Rumah Roboh

Rumah RobohWaduh... Lama sekali Mbah Gendeng tidak posting nich...Sekedar mengingatkan saja bahwa postingan sebelumnya di blog mbah gendeng menulis artikel berjudul Atasi Kulit Kering, dan kali ini simbah akan membahas tentang Rumah Roboh. Rumah simbah roboh ? Gak, simbah hanya update posting saja...

Menurut informasi yang saya dapatkan dari mesin pencari google bahwa ada satu rumah yang ambruk dan menimpa dua rumah lainnya akibat longsor seusai hujan deras di kampung Margamulya RT 03/01, kelurahan Cimahi, kecamatan Cimahi Tengah, Kota Cimahi pada hari jum'at kemarin tepatnya pukul 21.30 WIB.

Ketiga rumah tersebut milik Bapak Sukamto yang sudah berumur 31 tahun, Bapak Sigit Sugito dengan umur 44 tahun dan Bapak Gito yang berumur 47 tahun.
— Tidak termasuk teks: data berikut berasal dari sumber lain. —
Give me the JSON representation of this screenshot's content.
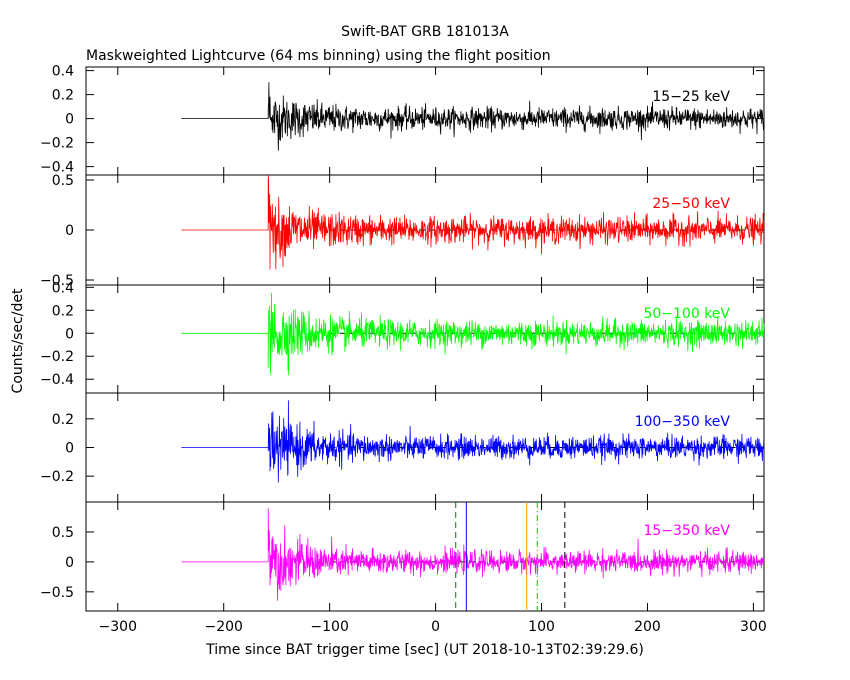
{
  "chart_data": {
    "type": "line",
    "title": "Swift-BAT GRB 181013A",
    "subtitle": "Maskweighted Lightcurve (64 ms binning) using the flight position",
    "xlabel": "Time since BAT trigger time [sec] (UT 2018-10-13T02:39:29.6)",
    "ylabel": "Counts/sec/det",
    "xlim": [
      -330,
      310
    ],
    "xticks": [
      -300,
      -200,
      -100,
      0,
      100,
      200,
      300
    ],
    "xtick_labels": [
      "−300",
      "−200",
      "−100",
      "0",
      "100",
      "200",
      "300"
    ],
    "data_start": -240,
    "burst_onset": -158,
    "panels": [
      {
        "band": "15−25 keV",
        "color": "#000000",
        "ylim": [
          -0.47,
          0.43
        ],
        "yticks": [
          -0.4,
          -0.2,
          0,
          0.2,
          0.4
        ],
        "ytick_labels": [
          "−0.4",
          "−0.2",
          "0",
          "0.2",
          "0.4"
        ],
        "noise_start": 0.12,
        "noise_end": 0.045,
        "spike": 0.38
      },
      {
        "band": "25−50 keV",
        "color": "#ff0000",
        "ylim": [
          -0.55,
          0.55
        ],
        "yticks": [
          -0.5,
          0,
          0.5
        ],
        "ytick_labels": [
          "−0.5",
          "0",
          "0.5"
        ],
        "noise_start": 0.18,
        "noise_end": 0.065,
        "spike": 0.55
      },
      {
        "band": "50−100 keV",
        "color": "#00ff00",
        "ylim": [
          -0.52,
          0.42
        ],
        "yticks": [
          -0.4,
          -0.2,
          0,
          0.2,
          0.4
        ],
        "ytick_labels": [
          "−0.4",
          "−0.2",
          "0",
          "0.2",
          "0.4"
        ],
        "noise_start": 0.17,
        "noise_end": 0.055,
        "spike": 0.4
      },
      {
        "band": "100−350 keV",
        "color": "#0000ff",
        "ylim": [
          -0.38,
          0.38
        ],
        "yticks": [
          -0.2,
          0,
          0.2
        ],
        "ytick_labels": [
          "−0.2",
          "0",
          "0.2"
        ],
        "noise_start": 0.13,
        "noise_end": 0.04,
        "spike": 0.3
      },
      {
        "band": "15−350 keV",
        "color": "#ff00ff",
        "ylim": [
          -0.82,
          1.0
        ],
        "yticks": [
          -0.5,
          0,
          0.5
        ],
        "ytick_labels": [
          "−0.5",
          "0",
          "0.5"
        ],
        "noise_start": 0.3,
        "noise_end": 0.09,
        "spike": 0.9
      }
    ],
    "markers": [
      {
        "x": 19,
        "color": "#008000",
        "style": "dashed"
      },
      {
        "x": 29,
        "color": "#0000ff",
        "style": "solid"
      },
      {
        "x": 86,
        "color": "#ff9900",
        "style": "solid"
      },
      {
        "x": 96,
        "color": "#00cc00",
        "style": "dashdot"
      },
      {
        "x": 122,
        "color": "#000000",
        "style": "dashed"
      }
    ]
  }
}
Beberapa saat sebelum lungsor, warga yang berada di sekitar lokasi kejadian sempat mendengar suara gemuruh yang terdengar hingga puluhan meter. Suara tersebut ternyata dari longsoran tanah yang merobohkan satu rumah yang menimpa dua rumah di bawahnya.
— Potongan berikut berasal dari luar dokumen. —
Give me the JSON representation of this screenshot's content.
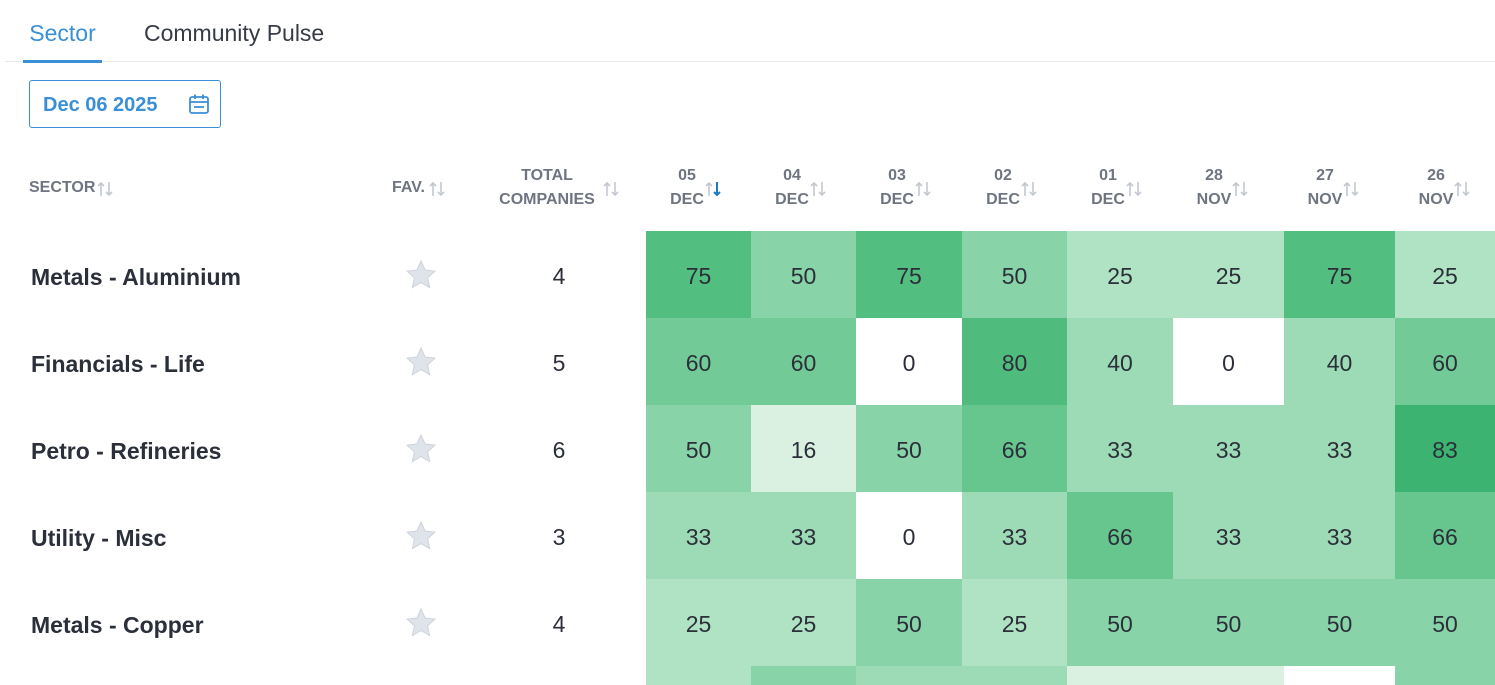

Warga yang melihat kejadian tersebut langsung membantu menyelamatkan sejumlah orang yang berada di dalam rumah. Beruntung dua keluaraga yang sedang berada di dalam rumah cepat tanggap menyelamatkan diri. Tak ada korban jiwa dalam peristiwa ini dan kerugian di perkirakan mencapai sekitar Rp150.000.000.

Petugas pelaksana bidang sosial Dinas Kependudukan, pencatatan sipil, Sosial dan tenaga kerja Kota Cimahi Nana Supiana menyebutkan, untuk menghindari longsor susulan, warga yang tinggal posisinya lebih rendah dari rumah tersebut diungsikan sementara ke rumah warga lain. Curah hujan tidak bisa di tebak, sehingga warga harus ditempatkan di posisi aman.
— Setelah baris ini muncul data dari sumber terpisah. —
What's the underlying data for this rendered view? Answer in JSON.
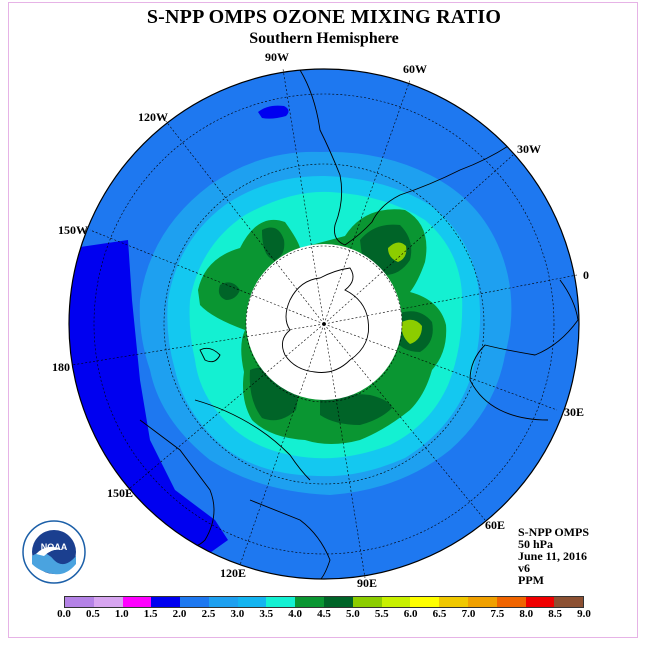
{
  "title": "S-NPP OMPS OZONE MIXING RATIO",
  "subtitle": "Southern Hemisphere",
  "longitude_labels": {
    "lon_90w": "90W",
    "lon_60w": "60W",
    "lon_30w": "30W",
    "lon_0": "0",
    "lon_30e": "30E",
    "lon_60e": "60E",
    "lon_90e": "90E",
    "lon_120e": "120E",
    "lon_150e": "150E",
    "lon_180": "180",
    "lon_150w": "150W",
    "lon_120w": "120W"
  },
  "info": {
    "instrument": "S-NPP OMPS",
    "level": "50 hPa",
    "date": "June 11, 2016",
    "version": "v6",
    "units": "PPM"
  },
  "logo": {
    "text": "NOAA",
    "ring_text": "NATIONAL OCEANIC AND ATMOSPHERIC ADMINISTRATION U.S. DEPARTMENT OF COMMERCE"
  },
  "legend": {
    "labels": [
      "0.0",
      "0.5",
      "1.0",
      "1.5",
      "2.0",
      "2.5",
      "3.0",
      "3.5",
      "4.0",
      "4.5",
      "5.0",
      "5.5",
      "6.0",
      "6.5",
      "7.0",
      "7.5",
      "8.0",
      "8.5",
      "9.0"
    ],
    "colors": [
      "#b482e6",
      "#dca0f0",
      "#ff00ff",
      "#ff00ff",
      "#0000f0",
      "#1e78f0",
      "#1ea0f0",
      "#14c8f0",
      "#14f0d2",
      "#0a9632",
      "#006428",
      "#8ccd00",
      "#c8f000",
      "#ffff00",
      "#f0c800",
      "#f0a000",
      "#f06400",
      "#f00000",
      "#8c5032"
    ],
    "cell_colors": [
      "#b482e6",
      "#d7a5f0",
      "#ff00ff",
      "#0000f0",
      "#1e78f0",
      "#1ea0f0",
      "#14b4f0",
      "#14f0d2",
      "#0a9632",
      "#006428",
      "#8ccd00",
      "#c8f000",
      "#ffff00",
      "#f0c800",
      "#f0a000",
      "#f06400",
      "#f00000",
      "#8c5032"
    ]
  },
  "colors": {
    "background_ocean": "#1e78f0",
    "band_3_0": "#1ea0f0",
    "band_3_5": "#14c8f0",
    "band_4_0": "#14f0d2",
    "band_4_5": "#0a9632",
    "band_5_0": "#006428",
    "band_5_5": "#8ccd00",
    "band_2_0": "#0000f0"
  }
}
Kami menghimbau warga yang tidak terkena musibah agar terus terjaga di sekitar lokasi longsor untuk melihat perkembangannya serta mengamankan rumah korban dari pencurian, ungakap Nana kemarin. Dia menyebutkan pemkot Cimahi telah memberikan bantuan kepada para korban longsor sebanyak 200 bungkus mie instan, lima tikar, 105 kg beras, 90 sarden kemasan kaleng, 25 kg beras dari Badan Amil Zakat atau biasa disebut dengan BAZ dan dua paket kidsware.

Pihaknya juga terus mendata kerusakan rumah korban. Sukamto salah seorang korban mengaku saat kejadian dia dan keluarganya sedang menonton acara televisi di ruang tamu. Tiba-tiba dia mendengar suara gemuruh dari arah samping rumah. Gemuruh tersebut ternyata longsoran tanah yang menghantam tembok dan atap rumah, dia pun langsung melindungi anak dan istrinya.

Dinding dan atap yang roboh itu nyaris menimpa saya dan anak saya. Hampir lima menit saya terkurung di reruntuhan tersebut. Begitu melihat celah, kami pun merayap menuju kamar istri saya yang aman dari longsoran. Istri saya juga terbangun dari tidurnya yang langsung mencari saya dan anak kami, ungkap Sukamto. Sejumlah barang elektronik dan harta benda yang berada di dalam rumahpun ikut tertimbun.

Rumah sukamto yang baru dibeli pada tahun 2005 yang lalu, sekarang rusak parah. Diseluruh ruang tamunya rata dengan tanah. Untuk menginap dirinya dan keluarganya menumpang dirumah tetangga sambil menunggu bantuan. Untuk renovasi saja saya membutuhkan dana sekitar Rp 15.000.000 lebih, tapi jika ada bantuan renovasi dari pemerintah kami akan menerimanya, harap pria yang bekerja sebagai keamanan di sebuah bank di Kota Cimahi tersebut.